К ним подошел молодой гридень Вогул и спросил Коржа:
– Так эта красавица твоя дщерь?
– Да видишь, как незаметно из малого птенчика превратилась в голубку.
– Истинно голубица, – подтвердил гридень. – Сказывали дворовые, что нравом зело добра и ласкова.
Малуша зарделась от похвалы и попыталась спрятаться за отцом.
– А ты не робей, красавица, – не отставал Вогул. – По нынешним временам такие ахаты и лалы[74 - Ахаты и лалы – агаты и рубины] не часто встречаются.
И, обращаясь уже к Коржу, добавил:
– Поговаривают, что вас распустят по селищам. В сей раз дается роздых. Ратать не станем.
– Надолго ли? – отозвался Корж.
– А тут за нас другие головы тревожатся, – ответил Вогул и, поклонившись Малуше, отошел.
– Правда, что вы домой едете? – взглянула на отца Малуша.
– Пока от княжича ничего такого не слыхал, – ответил тот. – Только вот дома-то никто не ждет…
На глазах девушки показались слезы.
– Ну, ну, полно, – начал успокаивать ее отец. – Не мочи новое-то платно. Княгиня к тебе по-доброму относится, сыта, здорова, и то ладно…
– Маменьку вспомнила, – сквозь слезы проговорила она.
– Что уж тут сделаешь, видно, судьба у ней такая. А теперь иди, а то княгиня хватится, серчать станет. Я-то рядом с тобой, повидаемся еще.
Малуша вытерла слезы и согласно покачала головой.
– Я пойду?
– Иди, иди…
Едва Малуша отошла, к Коржу подошел Вогул и спросил:
– Чего плакала-то?
– Мать вспомнила. Погибла она у нас ране времени. Медведь заломал.
– Беда, – посочувствовал тот.
В это время с задней стороны терема раздались всполошные женские крики.
– Что там случилось? – встревоженно спросил Вогул и вместе с Коржем побежал в ту сторону.
У притвора двери на кухню стояли и рыдали две молоденькие прислужницы ключницы.
– Там, – сквозь слезы они показывали внутрь кухни. – Там…
Мужчины вошли внутрь и в полумраке увидели лежавшую на полу Меланью. Она слабо стонала и пыталась встать, опираясь на локоть.

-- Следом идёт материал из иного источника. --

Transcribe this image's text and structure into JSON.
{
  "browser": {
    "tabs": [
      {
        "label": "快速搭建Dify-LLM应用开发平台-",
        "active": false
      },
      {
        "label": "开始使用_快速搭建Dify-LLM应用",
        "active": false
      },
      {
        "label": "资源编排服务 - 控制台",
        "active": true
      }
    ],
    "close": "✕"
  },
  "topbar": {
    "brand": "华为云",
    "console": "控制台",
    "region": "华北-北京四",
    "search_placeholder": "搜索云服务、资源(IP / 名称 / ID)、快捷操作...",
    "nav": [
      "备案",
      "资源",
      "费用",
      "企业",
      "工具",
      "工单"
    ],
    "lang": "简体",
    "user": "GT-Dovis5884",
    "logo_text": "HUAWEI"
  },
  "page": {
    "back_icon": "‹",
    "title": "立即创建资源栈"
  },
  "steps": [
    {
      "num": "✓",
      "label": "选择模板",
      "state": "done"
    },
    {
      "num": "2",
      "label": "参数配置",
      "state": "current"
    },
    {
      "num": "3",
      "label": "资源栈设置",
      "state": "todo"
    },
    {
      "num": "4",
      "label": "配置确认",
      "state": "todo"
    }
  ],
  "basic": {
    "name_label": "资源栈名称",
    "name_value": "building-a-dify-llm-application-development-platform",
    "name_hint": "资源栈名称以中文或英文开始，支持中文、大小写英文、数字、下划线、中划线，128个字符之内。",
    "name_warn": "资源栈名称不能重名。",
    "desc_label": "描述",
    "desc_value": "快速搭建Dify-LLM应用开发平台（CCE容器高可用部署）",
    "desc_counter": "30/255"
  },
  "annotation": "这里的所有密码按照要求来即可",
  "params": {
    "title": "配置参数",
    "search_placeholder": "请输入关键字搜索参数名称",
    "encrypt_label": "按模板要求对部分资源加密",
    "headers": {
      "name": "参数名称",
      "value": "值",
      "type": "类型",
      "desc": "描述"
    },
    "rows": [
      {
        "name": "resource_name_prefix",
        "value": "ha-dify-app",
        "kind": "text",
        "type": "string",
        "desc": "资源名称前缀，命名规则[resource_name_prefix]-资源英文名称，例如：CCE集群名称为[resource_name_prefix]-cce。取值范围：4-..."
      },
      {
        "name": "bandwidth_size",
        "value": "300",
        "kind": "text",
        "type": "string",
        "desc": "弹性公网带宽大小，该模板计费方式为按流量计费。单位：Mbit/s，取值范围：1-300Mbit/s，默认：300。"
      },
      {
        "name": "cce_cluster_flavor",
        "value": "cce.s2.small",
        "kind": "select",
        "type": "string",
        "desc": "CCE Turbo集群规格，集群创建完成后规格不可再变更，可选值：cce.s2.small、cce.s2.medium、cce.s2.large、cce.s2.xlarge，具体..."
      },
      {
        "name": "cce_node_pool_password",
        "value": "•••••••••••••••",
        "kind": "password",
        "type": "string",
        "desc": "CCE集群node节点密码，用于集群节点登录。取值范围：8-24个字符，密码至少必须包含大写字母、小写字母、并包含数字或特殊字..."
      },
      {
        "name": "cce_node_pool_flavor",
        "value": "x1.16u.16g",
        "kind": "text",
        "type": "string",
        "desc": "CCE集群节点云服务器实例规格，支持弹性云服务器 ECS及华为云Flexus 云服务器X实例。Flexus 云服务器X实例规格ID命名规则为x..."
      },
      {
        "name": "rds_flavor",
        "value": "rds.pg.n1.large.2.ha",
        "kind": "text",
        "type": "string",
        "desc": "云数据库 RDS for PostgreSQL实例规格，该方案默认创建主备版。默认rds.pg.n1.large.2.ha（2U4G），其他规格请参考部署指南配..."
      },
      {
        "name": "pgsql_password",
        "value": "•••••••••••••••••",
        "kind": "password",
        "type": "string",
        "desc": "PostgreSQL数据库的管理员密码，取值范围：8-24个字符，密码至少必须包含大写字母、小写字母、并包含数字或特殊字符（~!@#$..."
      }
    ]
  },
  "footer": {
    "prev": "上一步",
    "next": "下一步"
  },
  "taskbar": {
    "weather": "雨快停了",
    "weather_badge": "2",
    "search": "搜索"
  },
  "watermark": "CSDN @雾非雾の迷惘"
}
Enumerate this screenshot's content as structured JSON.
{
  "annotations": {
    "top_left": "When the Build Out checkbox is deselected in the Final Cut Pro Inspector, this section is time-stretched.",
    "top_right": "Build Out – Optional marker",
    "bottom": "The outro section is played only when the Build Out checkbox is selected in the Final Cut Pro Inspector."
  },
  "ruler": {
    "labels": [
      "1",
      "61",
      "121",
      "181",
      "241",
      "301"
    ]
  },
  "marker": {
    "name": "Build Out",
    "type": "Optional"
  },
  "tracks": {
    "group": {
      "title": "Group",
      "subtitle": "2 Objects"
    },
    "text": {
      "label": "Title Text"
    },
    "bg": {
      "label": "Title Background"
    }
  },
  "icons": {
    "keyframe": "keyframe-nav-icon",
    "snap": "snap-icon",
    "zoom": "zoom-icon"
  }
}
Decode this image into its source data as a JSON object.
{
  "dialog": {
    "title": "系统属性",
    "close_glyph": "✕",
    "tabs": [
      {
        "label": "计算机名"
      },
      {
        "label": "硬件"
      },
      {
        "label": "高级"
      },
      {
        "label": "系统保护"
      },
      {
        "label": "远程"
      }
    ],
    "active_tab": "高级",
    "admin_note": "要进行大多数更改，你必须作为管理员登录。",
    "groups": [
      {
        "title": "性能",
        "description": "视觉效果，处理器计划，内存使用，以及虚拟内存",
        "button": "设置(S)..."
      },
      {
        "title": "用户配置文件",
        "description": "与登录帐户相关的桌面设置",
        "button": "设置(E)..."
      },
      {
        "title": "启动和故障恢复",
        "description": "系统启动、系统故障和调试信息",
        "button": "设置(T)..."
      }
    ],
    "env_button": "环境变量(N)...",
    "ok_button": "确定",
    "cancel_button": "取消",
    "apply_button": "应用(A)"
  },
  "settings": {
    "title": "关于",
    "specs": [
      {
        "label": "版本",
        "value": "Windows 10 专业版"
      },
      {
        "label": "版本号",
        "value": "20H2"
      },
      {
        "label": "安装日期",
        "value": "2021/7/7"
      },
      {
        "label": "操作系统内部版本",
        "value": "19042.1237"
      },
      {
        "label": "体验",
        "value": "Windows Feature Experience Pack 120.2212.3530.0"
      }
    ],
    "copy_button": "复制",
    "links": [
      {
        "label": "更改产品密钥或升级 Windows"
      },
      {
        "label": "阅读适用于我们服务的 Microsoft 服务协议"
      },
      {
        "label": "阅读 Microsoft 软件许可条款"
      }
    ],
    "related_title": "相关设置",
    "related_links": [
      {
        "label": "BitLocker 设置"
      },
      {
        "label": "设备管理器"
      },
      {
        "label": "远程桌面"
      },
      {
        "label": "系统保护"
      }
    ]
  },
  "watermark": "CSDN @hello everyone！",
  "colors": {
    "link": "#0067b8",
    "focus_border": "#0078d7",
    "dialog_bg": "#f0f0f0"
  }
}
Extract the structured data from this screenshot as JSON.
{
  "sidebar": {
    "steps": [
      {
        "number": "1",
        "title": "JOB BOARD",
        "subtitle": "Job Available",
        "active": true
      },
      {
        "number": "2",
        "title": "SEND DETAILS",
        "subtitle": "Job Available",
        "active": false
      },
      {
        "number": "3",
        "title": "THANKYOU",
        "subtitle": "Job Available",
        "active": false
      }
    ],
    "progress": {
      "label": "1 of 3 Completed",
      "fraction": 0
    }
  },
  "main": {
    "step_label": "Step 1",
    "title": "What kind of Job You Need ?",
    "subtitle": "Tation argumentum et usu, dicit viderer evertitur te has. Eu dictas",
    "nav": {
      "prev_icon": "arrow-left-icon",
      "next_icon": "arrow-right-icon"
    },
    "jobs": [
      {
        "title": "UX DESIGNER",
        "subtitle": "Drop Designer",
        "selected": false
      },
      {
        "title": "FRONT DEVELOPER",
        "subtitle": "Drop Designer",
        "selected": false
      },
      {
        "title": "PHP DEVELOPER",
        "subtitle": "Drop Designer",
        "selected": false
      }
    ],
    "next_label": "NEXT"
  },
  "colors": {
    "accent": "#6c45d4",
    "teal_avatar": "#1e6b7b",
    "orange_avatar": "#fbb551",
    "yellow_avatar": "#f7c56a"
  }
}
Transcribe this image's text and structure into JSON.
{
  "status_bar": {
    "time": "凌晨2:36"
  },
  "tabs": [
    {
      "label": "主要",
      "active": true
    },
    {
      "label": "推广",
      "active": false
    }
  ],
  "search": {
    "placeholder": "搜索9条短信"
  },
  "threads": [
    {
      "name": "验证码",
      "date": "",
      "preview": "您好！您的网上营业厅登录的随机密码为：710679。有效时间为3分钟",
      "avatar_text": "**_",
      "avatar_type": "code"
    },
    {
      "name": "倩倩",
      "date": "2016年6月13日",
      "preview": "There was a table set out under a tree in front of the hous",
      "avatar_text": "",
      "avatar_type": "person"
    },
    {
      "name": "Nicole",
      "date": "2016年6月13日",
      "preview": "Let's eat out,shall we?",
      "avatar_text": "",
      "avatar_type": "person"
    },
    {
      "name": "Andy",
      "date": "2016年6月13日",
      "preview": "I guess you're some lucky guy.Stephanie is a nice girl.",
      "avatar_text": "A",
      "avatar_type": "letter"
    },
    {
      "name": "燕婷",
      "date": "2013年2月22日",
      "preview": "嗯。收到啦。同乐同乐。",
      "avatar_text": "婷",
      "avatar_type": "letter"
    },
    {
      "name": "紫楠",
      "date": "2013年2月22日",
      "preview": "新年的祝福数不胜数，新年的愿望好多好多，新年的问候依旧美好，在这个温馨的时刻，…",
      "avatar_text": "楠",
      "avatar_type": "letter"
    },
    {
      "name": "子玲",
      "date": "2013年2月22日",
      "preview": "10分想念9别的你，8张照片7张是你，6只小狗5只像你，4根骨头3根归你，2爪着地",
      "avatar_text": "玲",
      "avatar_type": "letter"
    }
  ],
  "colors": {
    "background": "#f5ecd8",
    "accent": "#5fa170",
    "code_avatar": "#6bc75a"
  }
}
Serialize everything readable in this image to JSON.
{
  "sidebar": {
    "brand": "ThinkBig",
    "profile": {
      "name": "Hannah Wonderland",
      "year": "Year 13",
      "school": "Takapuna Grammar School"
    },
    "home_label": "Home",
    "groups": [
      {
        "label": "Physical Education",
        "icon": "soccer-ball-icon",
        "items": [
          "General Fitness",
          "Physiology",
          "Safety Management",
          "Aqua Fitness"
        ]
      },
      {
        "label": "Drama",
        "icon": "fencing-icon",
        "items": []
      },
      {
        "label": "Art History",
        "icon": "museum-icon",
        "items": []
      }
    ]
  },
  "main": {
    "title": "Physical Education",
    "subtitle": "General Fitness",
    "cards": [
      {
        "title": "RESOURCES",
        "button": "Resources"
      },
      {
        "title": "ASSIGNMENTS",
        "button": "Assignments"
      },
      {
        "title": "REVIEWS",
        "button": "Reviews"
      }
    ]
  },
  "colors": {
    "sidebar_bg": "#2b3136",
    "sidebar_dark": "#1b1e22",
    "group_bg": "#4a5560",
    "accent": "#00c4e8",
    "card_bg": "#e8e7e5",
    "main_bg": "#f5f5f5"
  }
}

Вогул поднял старую женщину на руки, отнес в ее каморку и положил на лежанку. Та бессильно лежала и как-то жалостливо смотрела на окруживших ее мужчин, молодых помощниц и истопника, переводя взгляд с одного на другого. Губы ее слегка шевелились, но говорить она, видно, не могла.
На шум прибежала Малуша, присланная княгиней узнать, в чем дело. Увидев лежащую Меланью, она бросилась перед ней на колени и заплакала. Отец положил руку на плечо дочери и молча поглаживал ее.
– Надобно старуху-ворожею или волхва позвать, – медленно проговорил он.
– Я мигом сбегаю, – отозвался Вогул и выскочил наружу.
– А ты пойди, скажи княгине, а то она серчать станет, что долго тебя нет, – сказал Корж дочери.
Малуша встала и, кивнув головой, молча вышла.
Через недолгое время в каморку вошла княгиня Ольга и, подойдя к лежанке, взяла ключницу за руку. На глазах Меланьи показались слезы.
– Позовите ворожею, – сказала княгиня, глядя на больную.
– Уже послали, – с поклоном ответил Корж.
Княгиня посмотрела на него долгим взглядом, но ничего не сказала. Потом повернулась к Малуше:
– Принимай ключи. Дело тебе знакомое.
После этого повернулась и вышла.
Растерянная Малуша замерла, не зная, что предпринять. Но отец кивнул ей, обнял, и она стала понемногу успокаиваться.
– Не уходи пока, – попросила она отца.
– Побуду, – коротко ответил он.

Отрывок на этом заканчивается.